Causes of magnesium deficiency include increased loss of magnesium (e.g., diarrhoea following bariatric surgery), low dietary intake (e.g., in alcohol-related liver disease), increased urinary loss of magnesium in distal tubular dysfunction, and drugs (e.g., proton-pump inhibitors).[16][37][38]
HIV infection/AIDS
HIV infection and AIDS has been associated with increased risk of vitamin B1 deficiency.[36]
cancer and chemotherapy
The anorexia, nausea and vomiting, malabsorption, and accelerated metabolism of thiamine associated with malignancy places these patients at increased risk of vitamin B1 deficiency.[30][31]

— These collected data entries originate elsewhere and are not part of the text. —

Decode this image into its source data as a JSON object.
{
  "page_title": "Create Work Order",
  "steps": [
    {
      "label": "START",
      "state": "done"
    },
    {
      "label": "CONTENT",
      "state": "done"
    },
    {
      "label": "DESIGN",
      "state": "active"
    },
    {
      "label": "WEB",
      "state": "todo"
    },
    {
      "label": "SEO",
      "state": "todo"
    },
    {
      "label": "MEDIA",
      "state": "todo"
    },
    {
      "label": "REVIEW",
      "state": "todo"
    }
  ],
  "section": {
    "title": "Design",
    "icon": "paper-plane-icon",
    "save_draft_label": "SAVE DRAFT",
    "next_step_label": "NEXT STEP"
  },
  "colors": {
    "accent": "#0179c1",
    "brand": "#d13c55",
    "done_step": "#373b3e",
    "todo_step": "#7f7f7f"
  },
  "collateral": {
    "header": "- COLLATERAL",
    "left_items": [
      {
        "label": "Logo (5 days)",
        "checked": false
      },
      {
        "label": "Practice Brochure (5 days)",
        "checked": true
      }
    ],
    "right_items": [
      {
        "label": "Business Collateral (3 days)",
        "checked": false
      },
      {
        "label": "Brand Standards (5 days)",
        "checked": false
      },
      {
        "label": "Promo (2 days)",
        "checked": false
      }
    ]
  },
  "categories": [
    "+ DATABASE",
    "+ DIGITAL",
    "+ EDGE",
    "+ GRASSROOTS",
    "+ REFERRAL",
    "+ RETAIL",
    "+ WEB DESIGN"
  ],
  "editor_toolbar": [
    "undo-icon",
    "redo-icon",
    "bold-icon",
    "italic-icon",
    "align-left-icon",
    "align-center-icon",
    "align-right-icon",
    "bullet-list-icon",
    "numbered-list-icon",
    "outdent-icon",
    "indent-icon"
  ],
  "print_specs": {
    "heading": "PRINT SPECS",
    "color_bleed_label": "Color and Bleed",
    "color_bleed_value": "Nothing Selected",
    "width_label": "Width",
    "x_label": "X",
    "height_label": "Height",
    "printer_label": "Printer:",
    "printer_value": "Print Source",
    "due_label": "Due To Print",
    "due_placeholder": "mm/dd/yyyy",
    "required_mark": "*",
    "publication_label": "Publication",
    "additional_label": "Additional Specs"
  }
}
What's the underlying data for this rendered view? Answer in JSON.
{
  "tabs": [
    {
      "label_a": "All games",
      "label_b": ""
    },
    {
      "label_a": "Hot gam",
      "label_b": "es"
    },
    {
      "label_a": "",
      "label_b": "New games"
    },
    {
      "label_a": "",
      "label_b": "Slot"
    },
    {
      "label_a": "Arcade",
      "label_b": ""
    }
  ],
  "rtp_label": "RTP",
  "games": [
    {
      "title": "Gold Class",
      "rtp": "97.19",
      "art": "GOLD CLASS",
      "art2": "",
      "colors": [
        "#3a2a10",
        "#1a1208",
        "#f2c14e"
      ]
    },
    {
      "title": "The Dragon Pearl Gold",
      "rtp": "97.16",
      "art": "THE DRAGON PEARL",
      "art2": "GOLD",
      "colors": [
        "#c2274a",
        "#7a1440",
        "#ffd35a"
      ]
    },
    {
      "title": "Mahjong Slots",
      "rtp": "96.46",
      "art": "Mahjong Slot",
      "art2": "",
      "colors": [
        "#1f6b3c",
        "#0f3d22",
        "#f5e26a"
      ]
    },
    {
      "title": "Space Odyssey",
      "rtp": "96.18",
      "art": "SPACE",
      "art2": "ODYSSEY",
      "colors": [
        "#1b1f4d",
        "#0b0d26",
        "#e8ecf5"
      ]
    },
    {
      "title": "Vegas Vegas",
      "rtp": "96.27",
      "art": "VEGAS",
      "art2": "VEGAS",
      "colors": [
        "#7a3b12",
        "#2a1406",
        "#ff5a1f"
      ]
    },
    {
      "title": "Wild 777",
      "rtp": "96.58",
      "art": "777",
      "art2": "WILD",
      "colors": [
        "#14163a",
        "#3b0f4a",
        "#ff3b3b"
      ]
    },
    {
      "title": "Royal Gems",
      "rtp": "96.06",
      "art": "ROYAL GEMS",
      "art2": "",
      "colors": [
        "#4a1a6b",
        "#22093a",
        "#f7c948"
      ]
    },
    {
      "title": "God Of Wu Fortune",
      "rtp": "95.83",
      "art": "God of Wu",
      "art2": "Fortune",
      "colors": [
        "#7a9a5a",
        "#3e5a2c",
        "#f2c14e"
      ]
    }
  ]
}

Gastrointestinal malignancies and haematological malignancies are particularly implicated.[30] Some chemotherapeutic agents interfere with thiamine function.[30]
thiaminase- and thiamine antagonist-containing diet
Thiaminases break down thiamine in food, and thiamine antagonists can interfere with the absorption of thiamine. Certain foods that contain thiaminases (e.g., fermented fish, shellfish) or thiamine antagonists (e.g., tea, coffee, betel nuts, red cabbage) can result in vitamin B1 deficiency.[18]
genetic mutation
Several rare syndromes of thiamine metabolism dysfunction have been described. These syndromes result from genetic defects in thiamine transport and metabolism and are generally detected in younger individuals.[27][28]
Thiamine-responsive megaloblastic anaemia (TRMA) syndrome is a rare disease characterised by thiamine-responsive anaemia, diabetes, and deafness; it is caused by recessively inherited mutations in the SLC19A2 gene.[28][29] Mutations in SLC19A3, TPK1, and SLC25A19 genes predominantly result in neurological sequelae with episodic encephalopathy, often triggered by febrile illness or infection.[27][28]